Benefits of Wullar The biodiversity and its ability to support a wide range of ecosystem gives Wullar a central role in regulating an ecology that stretches far beyond its borders.
According to WISA report, “Wular with its associated wetlands supports rich biodiversity and provides important habitats for migratory waterbirds within Central Asian Flyway.” Every winter millions of birds of different varieties come to Wullar as well as its connecting network of marshes and wetlands to breed. The lake supports thousands of families who live along its shorelines and rely solely on fishing in this vast water body. According to some estimates sixty percent of entire fish catch in Kashmir valley comes from Wullar. Water Chestnut farming follows fishing as the second biggest trade that provides livelihood or additional income to around 40,000 people. Besides protecting Kashmir from floods, Wullar also regulates water sustaining agriculture and hydropower projects that are located downstream, both of them are under the danger of becoming unviable and costly if the water level in the lake goes on decreasing.

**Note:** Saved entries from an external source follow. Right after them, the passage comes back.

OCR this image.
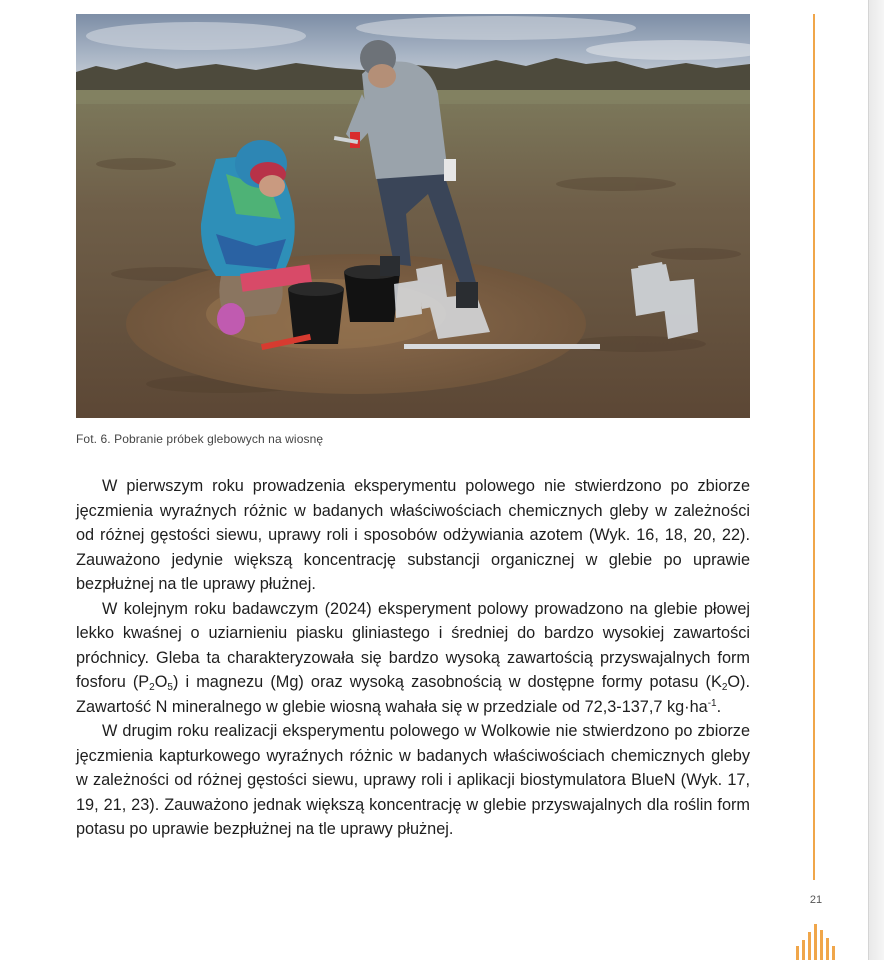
Fot. 6. Pobranie próbek glebowych na wiosnę

W pierwszym roku prowadzenia eksperymentu polowego nie stwierdzono po zbiorze jęczmienia wyraźnych różnic w badanych właściwościach chemicznych gleby w zależności od różnej gęstości siewu, uprawy roli i sposobów odżywiania azotem (Wyk. 16, 18, 20, 22). Zauważono jedynie większą koncentrację substancji organicznej w glebie po uprawie bezpłużnej na tle uprawy płużnej.

W kolejnym roku badawczym (2024) eksperyment polowy prowadzono na glebie płowej lekko kwaśnej o uziarnieniu piasku gliniastego i średniej do bardzo wysokiej zawartości próchnicy. Gleba ta charakteryzowała się bardzo wysoką zawartością przyswajalnych form fosforu $(P_2O_5)$ i magnezu (Mg) oraz wysoką zasobnością w dostępne formy potasu $(K_2O)$. Zawartość N mineralnego w glebie wiosną wahała się w przedziale od 72,3-137,7 $kg\cdot ha^{-1}$.

W drugim roku realizacji eksperymentu polowego w Wolkowie nie stwierdzono po zbiorze jęczmienia kapturkowego wyraźnych różnic w badanych właściwościach chemicznych gleby w zależności od różnej gęstości siewu, uprawy roli i aplikacji biostymulatora BlueN (Wyk. 17, 19, 21, 23). Zauważono jednak większą koncentrację w glebie przyswajalnych dla roślin form potasu po uprawie bezpłużnej na tle uprawy płużnej.

21
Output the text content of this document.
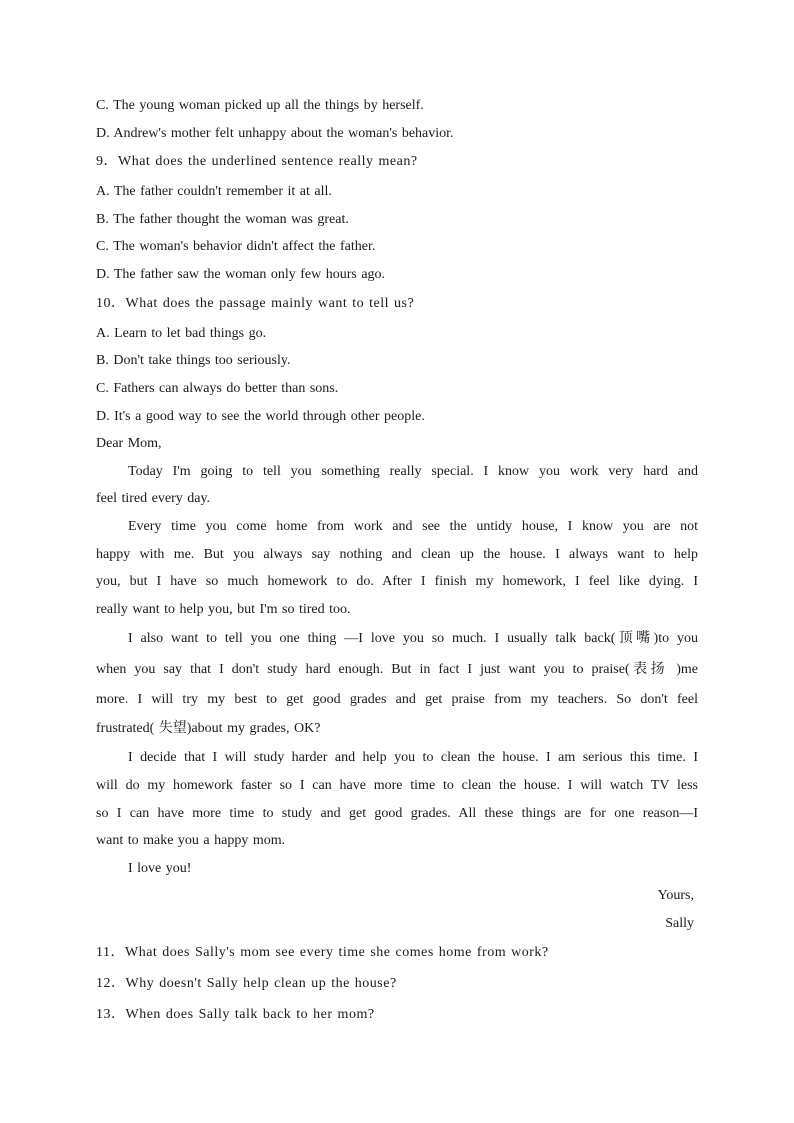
C. The young woman picked up all the things by herself.
D. Andrew's mother felt unhappy about the woman's behavior.
9．What does the underlined sentence really mean?
A. The father couldn't remember it at all.
B. The father thought the woman was great.
C. The woman's behavior didn't affect the father.
D. The father saw the woman only few hours ago.
10．What does the passage mainly want to tell us?
A. Learn to let bad things go.
B. Don't take things too seriously.
C. Fathers can always do better than sons.
D. It's a good way to see the world through other people.
Dear Mom,
Today I'm going to tell you something really special. I know you work very hard and
feel tired every day.
Every time you come home from work and see the untidy house, I know you are not
happy with me. But you always say nothing and clean up the house. I always want to help
you, but I have so much homework to do. After I finish my homework, I feel like dying. I
really want to help you, but I'm so tired too.
I also want to tell you one thing —I love you so much. I usually talk back(顶嘴)to you
when you say that I don't study hard enough. But in fact I just want you to praise(表扬 )me
more. I will try my best to get good grades and get praise from my teachers. So don't feel
frustrated( 失望)about my grades, OK?
I decide that I will study harder and help you to clean the house. I am serious this time. I
will do my homework faster so I can have more time to clean the house. I will watch TV less
so I can have more time to study and get good grades. All these things are for one reason—I
want to make you a happy mom.
I love you!
Yours,
Sally
11．What does Sally's mom see every time she comes home from work?
12．Why doesn't Sally help clean up the house?
13．When does Sally talk back to her mom?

“The catchments of the lake support coniferous forests, alpine pastures and orchards, adding to the natural grandeur of the wetland,” the report further says.
The lake is bound by hills in the north-east and north-west and the floodplains of the Jhelum cover it in in south-east and south-west. Together with its marshes it used to act as a sponge to absorb excess floodwater. The lake is also referred as delta of river Jhelum. Together with Manasbal Lake, it is also the deepest water body in the valley and is drained by the Jhelum river into Indus river downstream in Pakistan. Wullar also gets its water from other streams and tributaries like Ningli, the Pohru, the Madhumati, the Arin and other small rivulets.
The lake is also one of the Kashmir Valley’s important tourist attractions. Zainalank, an artificial island created by King Zainulabidin in 15th century, is an important tourist spot in the lake. The island built to provide refuge to fishermen during storms floats on huge logs of wood.
In 1990, realizing the importance of Wullar as a wetland of great biodiversity and highest socioeconomic value, India designated it as a wetland of international importance under the Ramsar Convention.
The lake is also one among the five protected wetlands in Jammu and Kashmir besides being designated by Ministry of Environment and Forests as a national wetland.